Les avocats du gouvernement fédéral ont exprimé leur inquiétude face à ce qu'ils décrivent comme la possibilité « troublante » que l'ordre catholique des Frères Chrétiens ait transféré des propriétés à une autre entité pour une bouchée de pain, des années avant de prétendre être trop fauché pour payer les réclamations civiles des survivants d'abus.

Jeudi, la Cour suprême de Nouvelle-Galles du Sud a accordé un moratoire sur toutes les plaintes pour abus contre les Frères Chrétiens, un ordre catholique profondément impliqué dans le scandale des abus sexuels sur mineurs dans l'Église. L'ordre a demandé cette suspension, arguant qu'il était en faillite et souhaitait mettre en place un régime séparé pour vendre ses propriétés restantes et répartir le produit entre les créanciers, y compris les survivants.

Les Frères Chrétiens estiment devoir 774 millions de dollars aux survivants ayant des réclamations actuelles ou futures pour abus. Ils affirment contrôler 36 propriétés restantes d'une valeur de 216 millions de dollars. Le moratoire donne aux survivants le temps d'examiner s'ils soutiennent la proposition de l'ordre.

Mais des préoccupations importantes ont émergé quant à la manière dont les Frères Chrétiens ont transféré des propriétés - terrains, bâtiments scolaires et maisons près d'anciennes écoles - à une autre entité, Edmund Rice Education Australia (EREA), au cours de la dernière décennie. Des documents fonciers obtenus par le Guardian montrent que ces transferts ont été effectués pour 1 $ chacun, même pour des maisons valant plusieurs millions de dollars à Sydney. EREA, nommée d'après le fondateur des Frères Chrétiens, a été créée en 2007 en tant qu'entité indépendante pour reprendre les anciennes écoles des Frères Chrétiens.

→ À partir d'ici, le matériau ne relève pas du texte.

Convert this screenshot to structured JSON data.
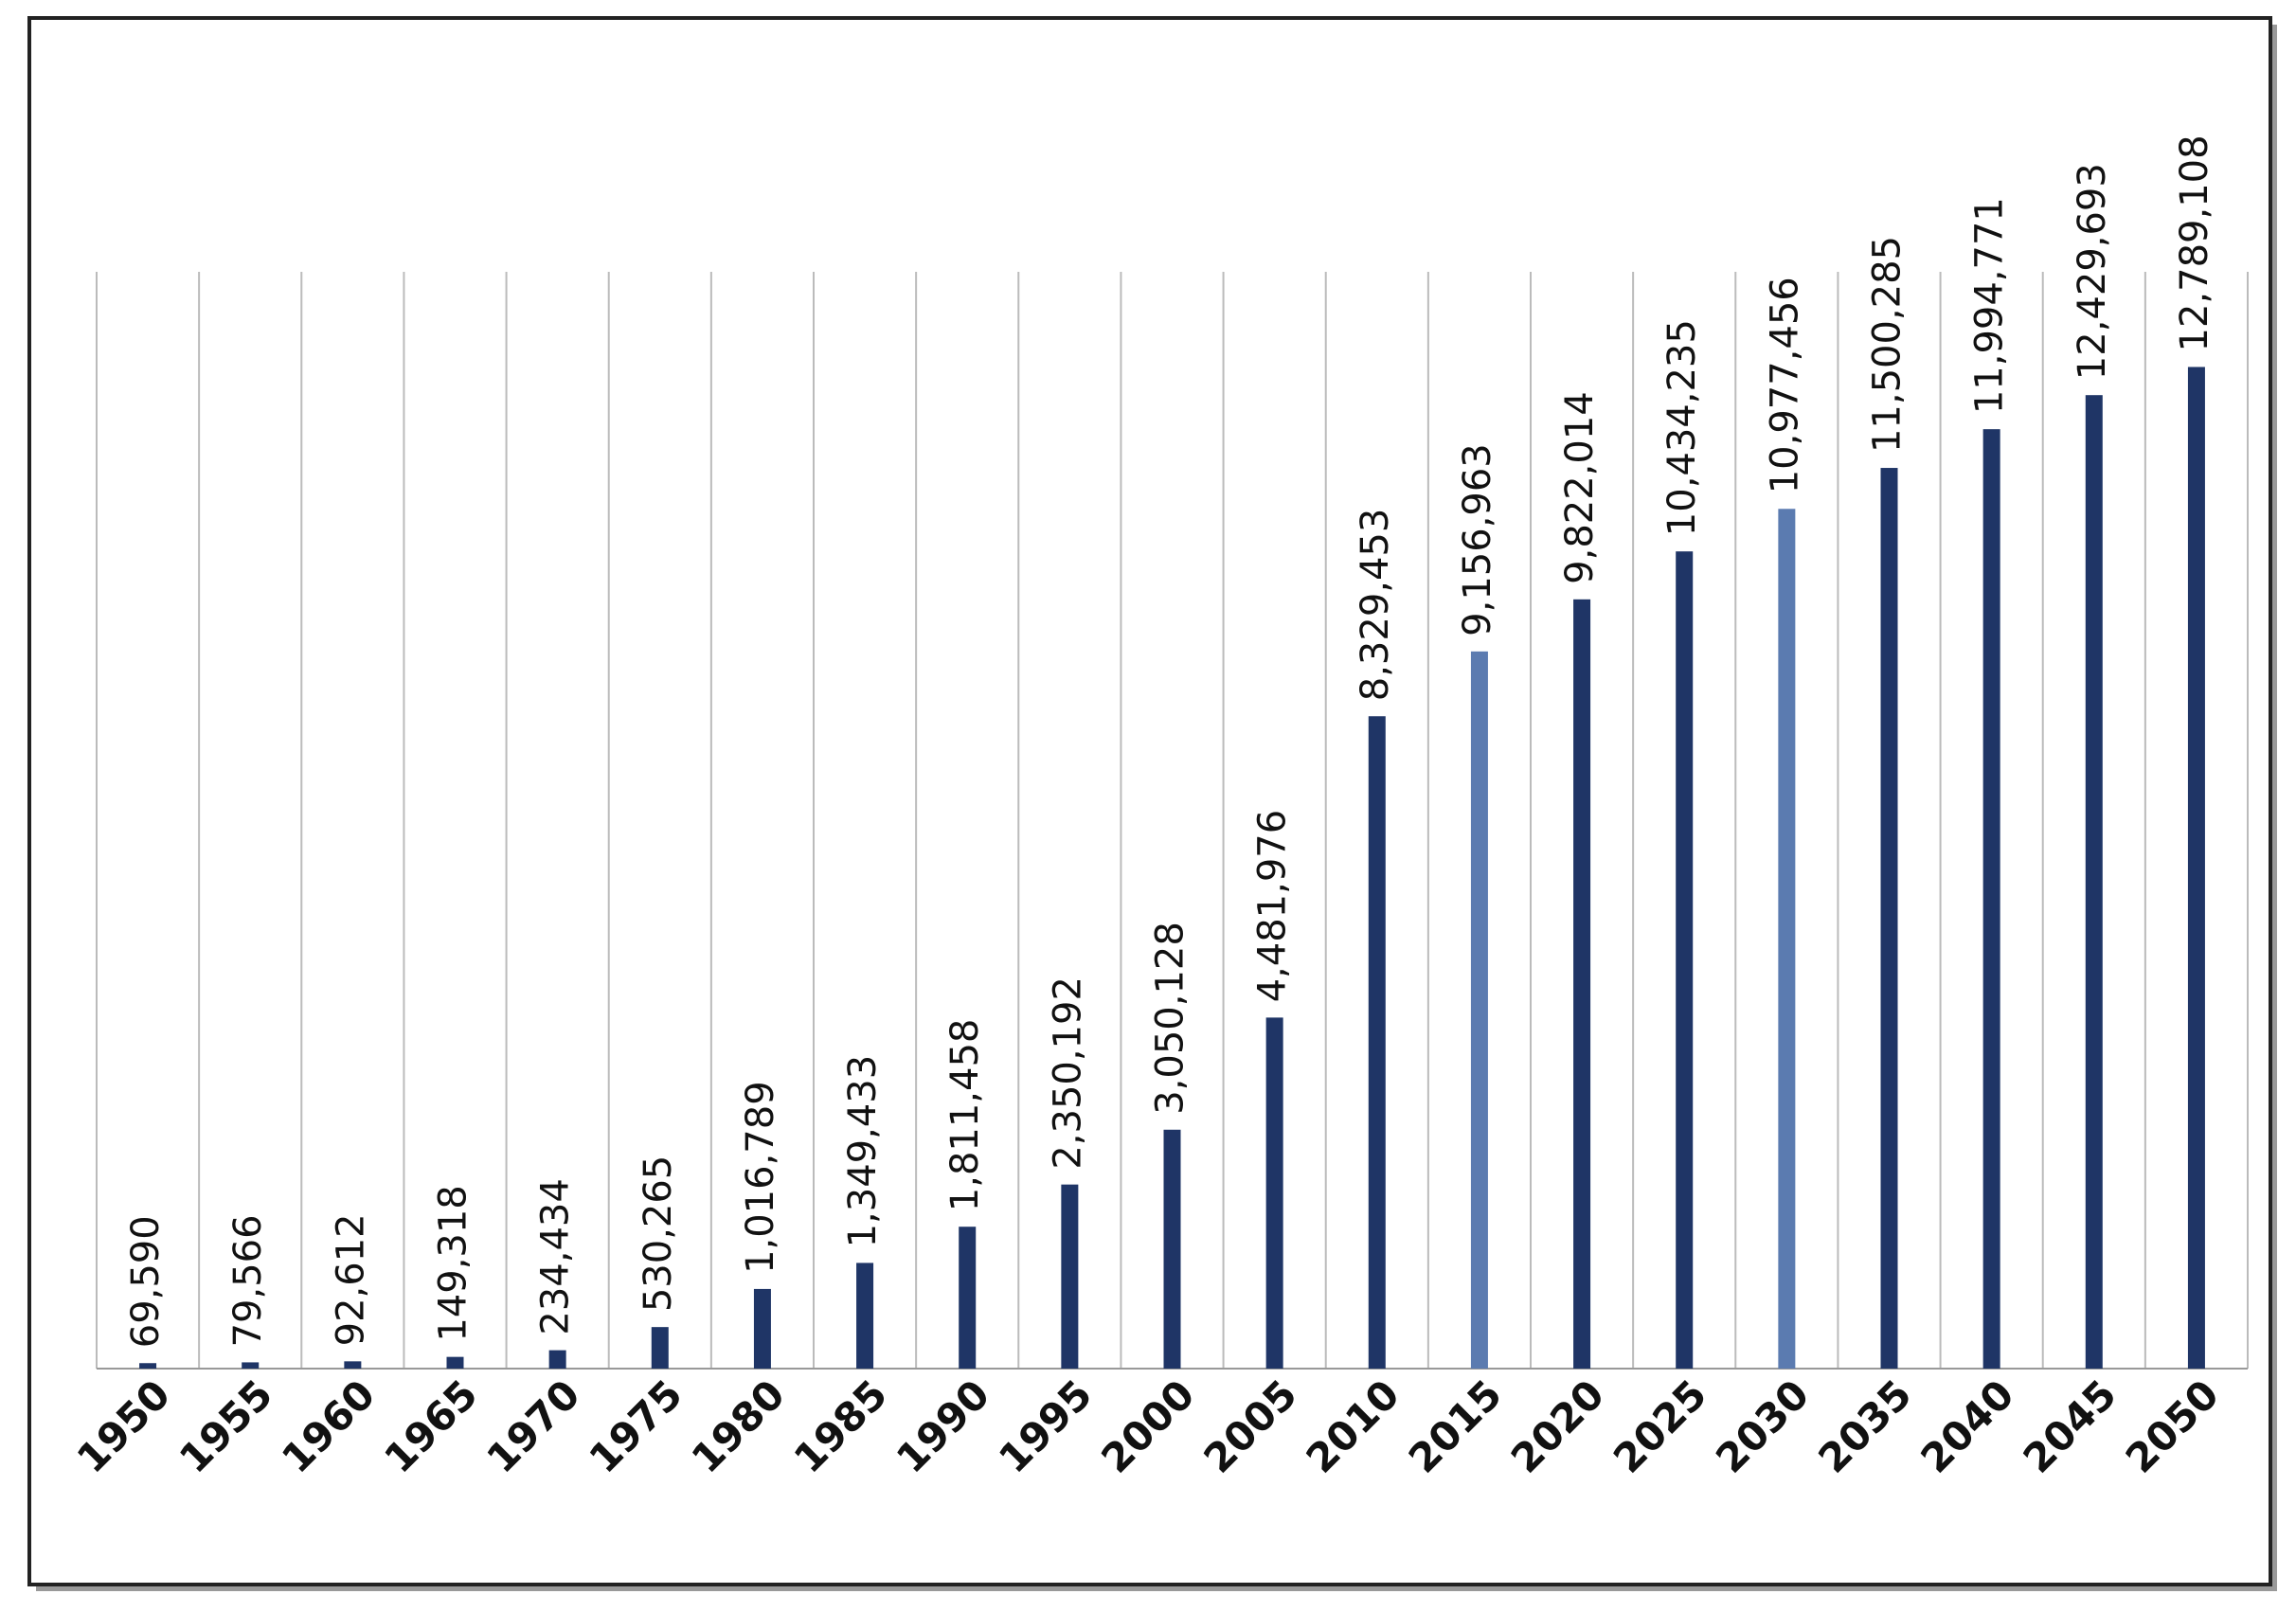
{
  "chart_data": {
    "type": "bar",
    "categories": [
      "1950",
      "1955",
      "1960",
      "1965",
      "1970",
      "1975",
      "1980",
      "1985",
      "1990",
      "1995",
      "2000",
      "2005",
      "2010",
      "2015",
      "2020",
      "2025",
      "2030",
      "2035",
      "2040",
      "2045",
      "2050"
    ],
    "values": [
      69590,
      79566,
      92612,
      149318,
      234434,
      530265,
      1016789,
      1349433,
      1811458,
      2350192,
      3050128,
      4481976,
      8329453,
      9156963,
      9822014,
      10434235,
      10977456,
      11500285,
      11994771,
      12429693,
      12789108
    ],
    "value_labels": [
      "69,590",
      "79,566",
      "92,612",
      "149,318",
      "234,434",
      "530,265",
      "1,016,789",
      "1,349,433",
      "1,811,458",
      "2,350,192",
      "3,050,128",
      "4,481,976",
      "8,329,453",
      "9,156,963",
      "9,822,014",
      "10,434,235",
      "10,977,456",
      "11,500,285",
      "11,994,771",
      "12,429,693",
      "12,789,108"
    ],
    "colors": [
      "#1f3566",
      "#1f3566",
      "#1f3566",
      "#1f3566",
      "#1f3566",
      "#1f3566",
      "#1f3566",
      "#1f3566",
      "#1f3566",
      "#1f3566",
      "#1f3566",
      "#1f3566",
      "#1f3566",
      "#5b7bb0",
      "#1f3566",
      "#1f3566",
      "#5b7bb0",
      "#1f3566",
      "#1f3566",
      "#1f3566",
      "#1f3566"
    ]
  }
}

Devant le tribunal, Sera Mirzabegian SC, représentant le Commonwealth, a déclaré que le gouvernement fédéral était « préoccupé de veiller à ce que les institutions assument leurs responsabilités en matière d'abus [et] qu'elles fournissent une indemnisation appropriée. » Elle a souligné des préoccupations particulières concernant « les transferts d'actifs historiques entre les Frères Chrétiens et EREA » et leur caractère « approprié et correct. » Il serait « évidemment troublant », a-t-elle dit, si les transferts aboutissaient à ce que les actifs ne soient pas disponibles pour indemniser les survivants.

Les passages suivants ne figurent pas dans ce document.